Autre exemple : le nom de votre entreprise. Là aussi c’est une décision qu’il faut bien soupeser au départ. Si vous négligez ce point, vous risquez qu’une société qui utilise déjà ce nom exige que vous cessiez de l’utiliser. Cela a souvent lieu après que vous avez investi plusieurs mois voire plusieurs années dans votre marque. Tout serait à refaire car en perdant votre nom vous perdriez votre réputation. Vous devez donc faire plusieurs vérifications : le nom de domaine évidemment, mais aussi la marque au registre de l’INPI et enfin les noms approchants.

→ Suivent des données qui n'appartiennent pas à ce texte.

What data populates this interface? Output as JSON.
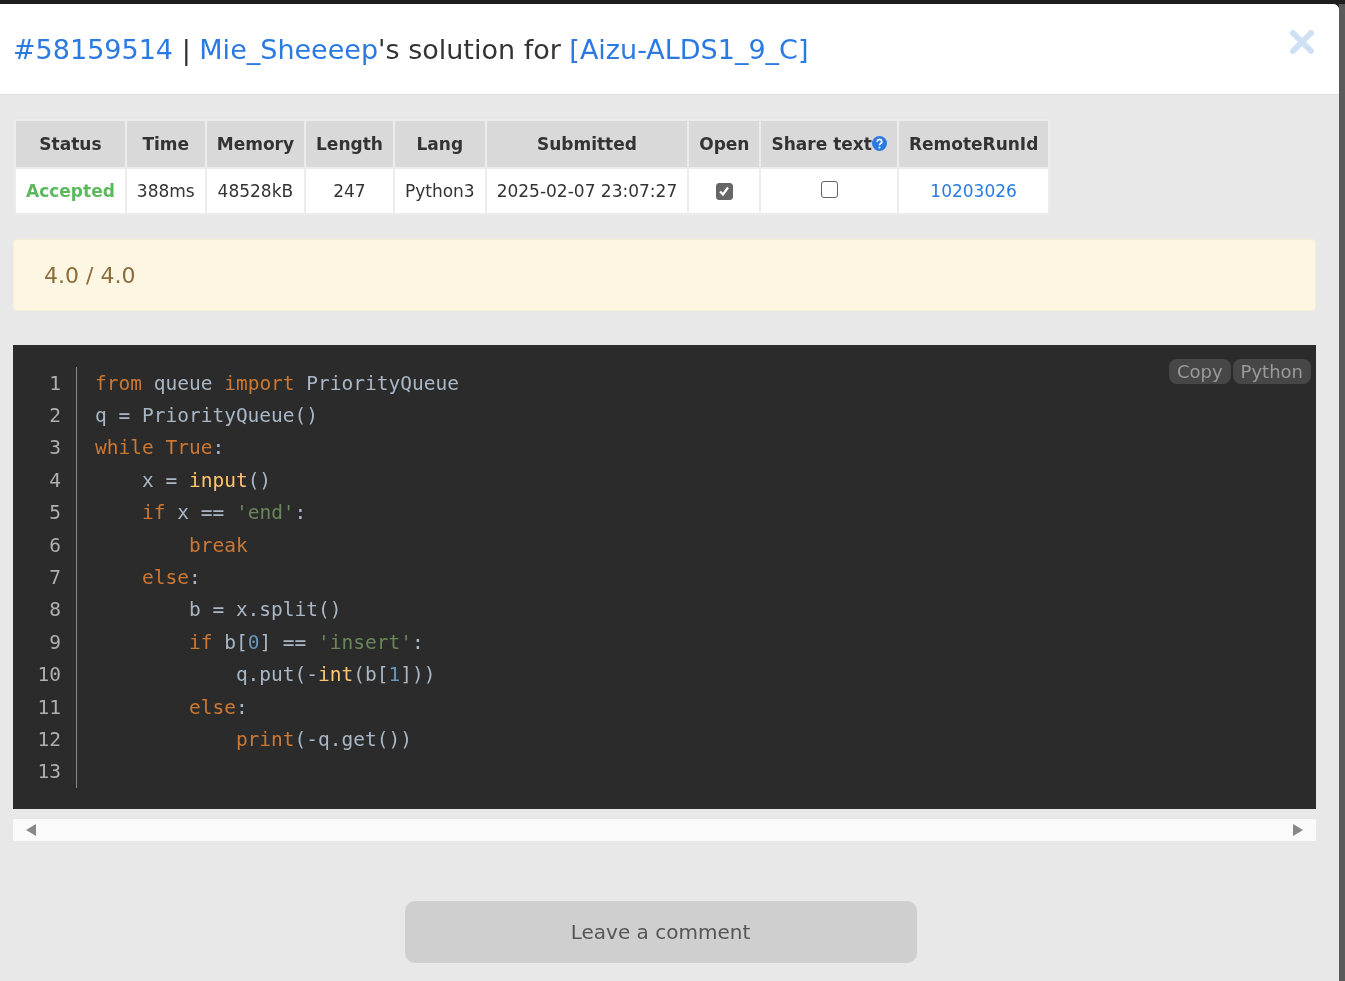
{
  "header": {
    "run_id": "#58159514",
    "separator": "|",
    "user": "Mie_Sheeeep",
    "middle": "'s solution for",
    "problem": "[Aizu-ALDS1_9_C]"
  },
  "table": {
    "columns": [
      {
        "label": "Status"
      },
      {
        "label": "Time"
      },
      {
        "label": "Memory"
      },
      {
        "label": "Length"
      },
      {
        "label": "Lang"
      },
      {
        "label": "Submitted"
      },
      {
        "label": "Open"
      },
      {
        "label": "Share text",
        "help": true
      },
      {
        "label": "RemoteRunId"
      }
    ],
    "row": {
      "status": "Accepted",
      "time": "388ms",
      "memory": "48528kB",
      "length": "247",
      "lang": "Python3",
      "submitted": "2025-02-07 23:07:27",
      "open": {
        "checked": true
      },
      "share_text": {
        "checked": false
      },
      "remote_run_id": "10203026"
    }
  },
  "score": "4.0 / 4.0",
  "code": {
    "copy_button": "Copy",
    "language_button": "Python",
    "lines": [
      {
        "number": "1",
        "tokens": [
          {
            "t": "from",
            "kind": "keyword"
          },
          {
            "t": " queue ",
            "kind": "plain"
          },
          {
            "t": "import",
            "kind": "keyword"
          },
          {
            "t": " PriorityQueue",
            "kind": "plain"
          }
        ]
      },
      {
        "number": "2",
        "tokens": [
          {
            "t": "q = PriorityQueue()",
            "kind": "plain"
          }
        ]
      },
      {
        "number": "3",
        "tokens": [
          {
            "t": "while",
            "kind": "keyword"
          },
          {
            "t": " True",
            "kind": "keyword"
          },
          {
            "t": ":",
            "kind": "plain"
          }
        ]
      },
      {
        "number": "4",
        "tokens": [
          {
            "t": "    x = ",
            "kind": "plain"
          },
          {
            "t": "input",
            "kind": "builtin"
          },
          {
            "t": "()",
            "kind": "plain"
          }
        ]
      },
      {
        "number": "5",
        "tokens": [
          {
            "t": "    if",
            "kind": "keyword"
          },
          {
            "t": " x == ",
            "kind": "plain"
          },
          {
            "t": "'end'",
            "kind": "string"
          },
          {
            "t": ":",
            "kind": "plain"
          }
        ]
      },
      {
        "number": "6",
        "tokens": [
          {
            "t": "        break",
            "kind": "keyword"
          }
        ]
      },
      {
        "number": "7",
        "tokens": [
          {
            "t": "    else",
            "kind": "keyword"
          },
          {
            "t": ":",
            "kind": "plain"
          }
        ]
      },
      {
        "number": "8",
        "tokens": [
          {
            "t": "        b = x.split()",
            "kind": "plain"
          }
        ]
      },
      {
        "number": "9",
        "tokens": [
          {
            "t": "        if",
            "kind": "keyword"
          },
          {
            "t": " b[",
            "kind": "plain"
          },
          {
            "t": "0",
            "kind": "number"
          },
          {
            "t": "] == ",
            "kind": "plain"
          },
          {
            "t": "'insert'",
            "kind": "string"
          },
          {
            "t": ":",
            "kind": "plain"
          }
        ]
      },
      {
        "number": "10",
        "tokens": [
          {
            "t": "            q.put(-",
            "kind": "plain"
          },
          {
            "t": "int",
            "kind": "builtin"
          },
          {
            "t": "(b[",
            "kind": "plain"
          },
          {
            "t": "1",
            "kind": "number"
          },
          {
            "t": "]))",
            "kind": "plain"
          }
        ]
      },
      {
        "number": "11",
        "tokens": [
          {
            "t": "        else",
            "kind": "keyword"
          },
          {
            "t": ":",
            "kind": "plain"
          }
        ]
      },
      {
        "number": "12",
        "tokens": [
          {
            "t": "            print",
            "kind": "keyword"
          },
          {
            "t": "(-q.get())",
            "kind": "plain"
          }
        ]
      },
      {
        "number": "13"
      }
    ]
  },
  "comment_button": "Leave a comment"
}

Un dernier exemple de sujets-clés : la conformité de votre activité avec la loi ! Je ne parle pas des mentions légales à ajouter sur votre site internet ni du respect du RGPD dans la collecte des emails, mais bel et bien de votre activité en tant que telle. Si vous êtes thérapeute, vous assurer soigneusement que vous n’êtes pas dans l’exercice illégal de la médecine. Si vous êtes décorateur d’intérieur, vérifiez que vous êtes couvert par une assurance pour les éventuels travaux que vous allez mener. Ces questions-là sont à très fort enjeu : ne pas se les poser peut vous conduire à la ruine, ou pire parfois à la prison !

Ces sujets juridiques déterminants, si je reprends à nouveau ma comparaison avec les enfants, c’est un peu comme le choix des études après le bac : c’est très engageant. Rien n’est jamais irréversible mais se tromper de voie fait perdre beaucoup de temps et peut faire très mal au moral, comme quand on rate une sortie sur l’autoroute et que la suivante est à 80 kilomètres.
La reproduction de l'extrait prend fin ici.